JoshData / pdf-redactor

A general purpose PDF text-layer redaction tool for Python 2/3.
Creative Commons Zero v1.0 Universal
183 stars 61 forks source link

Overlapping of Text #20

Open kapilnakra opened 5 years ago

kapilnakra commented 5 years ago

Hi Joshua,

I am facing an issue while using Pdf Redactor.

I am replacing the word "GENIUS" with "wonderful" in a Pdf. I am using example.py for this purpose.

Issues:

  1. Overlap of "wonderful" with next world
  2. If "wonderful" is not getting overlapped, the next work is getting overlapped. You can see in the second paragraph.
  3. If the Line is becoming big, extra words are not shifting to the new line.

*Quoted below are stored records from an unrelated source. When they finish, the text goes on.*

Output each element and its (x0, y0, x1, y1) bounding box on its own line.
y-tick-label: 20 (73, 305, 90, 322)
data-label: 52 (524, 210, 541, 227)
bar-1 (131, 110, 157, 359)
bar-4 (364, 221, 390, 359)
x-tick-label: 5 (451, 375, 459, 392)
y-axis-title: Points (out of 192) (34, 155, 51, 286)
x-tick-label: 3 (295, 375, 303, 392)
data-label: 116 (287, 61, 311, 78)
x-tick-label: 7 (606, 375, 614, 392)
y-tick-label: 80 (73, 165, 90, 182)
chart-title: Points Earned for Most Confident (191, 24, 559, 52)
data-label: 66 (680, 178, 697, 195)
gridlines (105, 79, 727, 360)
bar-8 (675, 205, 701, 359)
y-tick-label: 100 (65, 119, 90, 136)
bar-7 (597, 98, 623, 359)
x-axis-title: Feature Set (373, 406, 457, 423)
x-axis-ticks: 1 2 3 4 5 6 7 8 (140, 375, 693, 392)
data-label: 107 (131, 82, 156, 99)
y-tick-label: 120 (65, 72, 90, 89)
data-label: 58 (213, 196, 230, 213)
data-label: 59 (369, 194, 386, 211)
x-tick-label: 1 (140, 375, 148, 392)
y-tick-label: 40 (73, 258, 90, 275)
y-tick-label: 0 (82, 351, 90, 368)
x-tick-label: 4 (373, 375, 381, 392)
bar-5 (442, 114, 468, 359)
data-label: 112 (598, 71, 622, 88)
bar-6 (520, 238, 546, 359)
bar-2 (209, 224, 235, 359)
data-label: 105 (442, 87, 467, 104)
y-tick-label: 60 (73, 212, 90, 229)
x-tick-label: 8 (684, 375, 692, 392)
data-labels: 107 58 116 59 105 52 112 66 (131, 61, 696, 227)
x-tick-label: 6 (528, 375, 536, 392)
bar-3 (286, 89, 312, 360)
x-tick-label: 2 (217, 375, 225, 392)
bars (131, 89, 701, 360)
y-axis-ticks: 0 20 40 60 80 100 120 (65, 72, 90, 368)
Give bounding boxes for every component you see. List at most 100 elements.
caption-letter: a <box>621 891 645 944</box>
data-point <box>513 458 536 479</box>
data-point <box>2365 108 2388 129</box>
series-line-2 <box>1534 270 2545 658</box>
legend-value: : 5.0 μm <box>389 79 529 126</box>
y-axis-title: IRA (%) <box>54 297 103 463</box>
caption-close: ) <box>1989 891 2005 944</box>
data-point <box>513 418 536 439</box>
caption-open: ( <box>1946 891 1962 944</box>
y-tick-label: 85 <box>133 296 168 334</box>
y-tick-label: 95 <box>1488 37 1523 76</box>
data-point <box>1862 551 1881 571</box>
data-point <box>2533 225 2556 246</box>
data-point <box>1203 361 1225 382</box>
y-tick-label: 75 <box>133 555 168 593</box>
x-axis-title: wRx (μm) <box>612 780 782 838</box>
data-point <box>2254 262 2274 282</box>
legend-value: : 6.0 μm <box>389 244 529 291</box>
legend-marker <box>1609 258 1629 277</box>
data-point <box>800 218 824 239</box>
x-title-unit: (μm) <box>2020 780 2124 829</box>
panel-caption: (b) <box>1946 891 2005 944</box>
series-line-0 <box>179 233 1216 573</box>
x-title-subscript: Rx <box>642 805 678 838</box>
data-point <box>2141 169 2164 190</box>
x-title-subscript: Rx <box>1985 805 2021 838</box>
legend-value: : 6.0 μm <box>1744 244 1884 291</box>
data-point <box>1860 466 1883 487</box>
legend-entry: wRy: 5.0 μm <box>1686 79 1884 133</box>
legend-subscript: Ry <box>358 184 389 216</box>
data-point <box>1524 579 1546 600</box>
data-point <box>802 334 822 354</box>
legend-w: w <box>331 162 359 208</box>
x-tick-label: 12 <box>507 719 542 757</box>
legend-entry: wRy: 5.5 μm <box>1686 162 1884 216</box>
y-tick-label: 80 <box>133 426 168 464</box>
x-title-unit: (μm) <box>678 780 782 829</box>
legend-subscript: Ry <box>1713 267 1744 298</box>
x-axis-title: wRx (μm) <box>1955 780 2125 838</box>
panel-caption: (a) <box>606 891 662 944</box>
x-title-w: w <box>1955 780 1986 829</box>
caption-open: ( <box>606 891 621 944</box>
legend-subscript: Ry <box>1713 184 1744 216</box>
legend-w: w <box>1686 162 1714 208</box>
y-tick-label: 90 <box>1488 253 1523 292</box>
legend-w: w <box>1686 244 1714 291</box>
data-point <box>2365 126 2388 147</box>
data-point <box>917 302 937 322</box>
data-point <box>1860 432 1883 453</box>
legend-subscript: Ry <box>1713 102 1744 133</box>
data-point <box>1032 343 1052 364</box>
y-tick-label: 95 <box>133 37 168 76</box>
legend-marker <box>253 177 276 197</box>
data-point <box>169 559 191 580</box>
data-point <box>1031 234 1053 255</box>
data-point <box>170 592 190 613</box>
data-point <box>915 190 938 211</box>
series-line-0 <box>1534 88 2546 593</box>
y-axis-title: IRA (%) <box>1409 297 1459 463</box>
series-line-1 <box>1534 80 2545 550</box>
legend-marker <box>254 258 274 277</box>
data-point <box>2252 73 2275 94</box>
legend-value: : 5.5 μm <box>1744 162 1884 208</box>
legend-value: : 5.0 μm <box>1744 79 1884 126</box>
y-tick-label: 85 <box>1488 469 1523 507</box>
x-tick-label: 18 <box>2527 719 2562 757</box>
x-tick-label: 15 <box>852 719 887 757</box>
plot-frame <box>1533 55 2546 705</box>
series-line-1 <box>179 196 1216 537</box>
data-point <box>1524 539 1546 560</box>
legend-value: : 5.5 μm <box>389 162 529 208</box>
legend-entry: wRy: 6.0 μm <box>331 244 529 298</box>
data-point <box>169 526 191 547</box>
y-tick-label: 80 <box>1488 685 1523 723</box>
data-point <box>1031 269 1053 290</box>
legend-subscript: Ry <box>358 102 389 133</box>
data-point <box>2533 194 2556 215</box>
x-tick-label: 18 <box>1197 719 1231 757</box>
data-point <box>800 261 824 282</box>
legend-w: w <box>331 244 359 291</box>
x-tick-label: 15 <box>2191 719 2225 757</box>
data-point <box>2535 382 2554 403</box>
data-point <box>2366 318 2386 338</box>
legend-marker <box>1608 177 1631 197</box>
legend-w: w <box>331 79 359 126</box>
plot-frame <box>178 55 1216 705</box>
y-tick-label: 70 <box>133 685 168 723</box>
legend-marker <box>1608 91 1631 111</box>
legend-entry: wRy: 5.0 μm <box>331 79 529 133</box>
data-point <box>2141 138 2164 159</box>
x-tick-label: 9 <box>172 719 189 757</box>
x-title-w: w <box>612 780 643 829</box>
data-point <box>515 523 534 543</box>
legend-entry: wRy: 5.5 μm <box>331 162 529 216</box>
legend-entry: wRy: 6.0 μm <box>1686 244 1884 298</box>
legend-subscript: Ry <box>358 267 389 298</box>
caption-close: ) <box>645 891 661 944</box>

Original Text in PDF image

Redacted File image

I would be really grateful if you can help me in this regard. Looking forward to hearing from you.

Thanks Kapil Nakra

JoshData commented 5 years ago

These sorts of things happen when the PDF is generated by software that is pre-computing text layout within each line of text, rather than letting the PDF viewer handle text layout. There is nothing this library can do to help that because it isn't aware of the layout of the text that it is changing.

So for that reason, it's safer to choose replacement text that is likely to be shorter than the original.